A 2012 study, and earlier analysis by researchers at the British defense laboratories at Porton Down, Wiltshire, identified the gas as a mixture of carfentanil and remifentanil. Carfentanil is a veterinary large animal sedative, and remifentanil is an anesthetic agent. Russian Health Minister Yuri Shevchenko described it only as based on fentanyl; the government never officially disclosed the full composition.

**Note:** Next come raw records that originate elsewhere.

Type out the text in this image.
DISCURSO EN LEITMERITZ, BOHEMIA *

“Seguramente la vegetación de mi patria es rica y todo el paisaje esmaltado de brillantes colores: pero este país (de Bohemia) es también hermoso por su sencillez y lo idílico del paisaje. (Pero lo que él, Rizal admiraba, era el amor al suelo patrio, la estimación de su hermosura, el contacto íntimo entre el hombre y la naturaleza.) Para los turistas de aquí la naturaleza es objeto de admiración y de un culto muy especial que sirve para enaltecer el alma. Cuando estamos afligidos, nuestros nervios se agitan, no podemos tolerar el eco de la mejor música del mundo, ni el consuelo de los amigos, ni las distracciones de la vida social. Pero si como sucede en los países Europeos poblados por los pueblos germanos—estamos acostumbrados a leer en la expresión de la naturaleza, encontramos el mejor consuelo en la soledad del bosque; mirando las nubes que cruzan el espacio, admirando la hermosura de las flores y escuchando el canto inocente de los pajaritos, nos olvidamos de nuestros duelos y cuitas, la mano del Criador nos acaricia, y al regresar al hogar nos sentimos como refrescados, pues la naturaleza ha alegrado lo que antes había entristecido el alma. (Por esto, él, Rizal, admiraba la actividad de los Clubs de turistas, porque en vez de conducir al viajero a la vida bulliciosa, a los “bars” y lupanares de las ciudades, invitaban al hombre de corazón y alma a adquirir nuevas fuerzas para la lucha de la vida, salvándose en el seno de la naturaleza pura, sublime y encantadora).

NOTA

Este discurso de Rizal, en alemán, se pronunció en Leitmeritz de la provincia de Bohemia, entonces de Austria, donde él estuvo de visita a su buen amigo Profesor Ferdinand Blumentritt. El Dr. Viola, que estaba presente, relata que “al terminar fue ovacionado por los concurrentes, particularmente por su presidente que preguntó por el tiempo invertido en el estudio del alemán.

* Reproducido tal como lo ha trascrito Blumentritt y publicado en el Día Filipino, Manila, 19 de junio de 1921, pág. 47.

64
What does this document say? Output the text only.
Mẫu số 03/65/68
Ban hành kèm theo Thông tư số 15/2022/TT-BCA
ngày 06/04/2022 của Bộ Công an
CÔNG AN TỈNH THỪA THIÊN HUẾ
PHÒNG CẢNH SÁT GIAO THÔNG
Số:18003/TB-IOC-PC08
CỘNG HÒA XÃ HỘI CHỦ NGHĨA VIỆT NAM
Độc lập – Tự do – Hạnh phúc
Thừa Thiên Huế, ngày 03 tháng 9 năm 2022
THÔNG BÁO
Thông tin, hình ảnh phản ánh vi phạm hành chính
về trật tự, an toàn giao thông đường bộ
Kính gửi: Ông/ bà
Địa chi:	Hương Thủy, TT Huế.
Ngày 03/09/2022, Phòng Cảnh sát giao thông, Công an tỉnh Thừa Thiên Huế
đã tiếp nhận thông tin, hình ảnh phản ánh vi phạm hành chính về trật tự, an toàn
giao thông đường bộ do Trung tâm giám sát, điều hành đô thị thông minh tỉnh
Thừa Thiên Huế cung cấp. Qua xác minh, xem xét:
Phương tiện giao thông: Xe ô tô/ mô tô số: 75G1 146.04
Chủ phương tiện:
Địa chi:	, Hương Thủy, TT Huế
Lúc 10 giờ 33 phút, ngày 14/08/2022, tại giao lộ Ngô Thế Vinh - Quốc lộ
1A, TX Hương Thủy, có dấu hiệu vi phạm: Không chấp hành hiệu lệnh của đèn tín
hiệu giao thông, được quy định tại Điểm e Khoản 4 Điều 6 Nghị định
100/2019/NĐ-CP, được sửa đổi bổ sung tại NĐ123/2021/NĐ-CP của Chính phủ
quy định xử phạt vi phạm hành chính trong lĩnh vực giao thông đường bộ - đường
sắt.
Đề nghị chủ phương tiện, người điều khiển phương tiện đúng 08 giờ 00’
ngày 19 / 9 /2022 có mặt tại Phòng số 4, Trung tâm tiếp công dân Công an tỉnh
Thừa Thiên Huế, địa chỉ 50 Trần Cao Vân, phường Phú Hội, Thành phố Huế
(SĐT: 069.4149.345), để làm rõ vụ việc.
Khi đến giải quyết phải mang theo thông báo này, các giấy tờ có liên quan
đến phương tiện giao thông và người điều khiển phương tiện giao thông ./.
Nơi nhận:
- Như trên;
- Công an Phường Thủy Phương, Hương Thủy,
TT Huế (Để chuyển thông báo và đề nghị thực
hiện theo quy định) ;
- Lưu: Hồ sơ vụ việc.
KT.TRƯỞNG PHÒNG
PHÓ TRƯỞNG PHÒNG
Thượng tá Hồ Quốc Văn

Who led the attackers in the 2002 Nord-Ost theater siege?
The attack was led by Movsar Barayev, the nephew of slain Chechen rebel militia commander Arbi Barayev. Military commander Shamil Basayev later posted a statement claiming ultimate responsibility for the operation. Independent investigators also alleged that a figure known as "Abu Bakar," believed to be Khanpasha Terkibayev, exercised real control over the operation and was an FSB agent provocateur.
What were the demands of the hostage-takers at the Moscow theater in 2002?
The hostage-takers demanded the immediate and unconditional withdrawal of Russian forces from Chechnya and an end to the Second Chechen War. They also demanded a halt to artillery and air strikes, an end to zachistka "mopping-up" operations, and a public statement from President Vladimir Putin declaring he was working to end the war. Their stated deadline was one week.
What was the European Court of Human Rights ruling on the Moscow theater crisis?
On the 20th of December 2011, the European Court of Human Rights ordered Russia to pay 64 applicants a total of 1.3 million euros in compensation. The court found Russia had violated Article 2 of the European Convention on Human Rights through inadequate planning and conduct of the rescue operation, and through failure to conduct an effective investigation. The court did not find a violation regarding the decision to use force and gas to end the siege.
How did the Moscow theater hostage crisis affect Russian media freedom?
The crisis was followed by sweeping anti-terrorism legislation that banned publication or broadcast of any statement hindering an anti-siege operation or justifying the aims of hostage-takers. In January 2003, the management of NTV, the last nationwide television channel effectively independent of the government, was replaced, profoundly changing its editorial policy. Legislator Sergei Yushenkov described the new law as effectively legalizing censorship in emergency situations.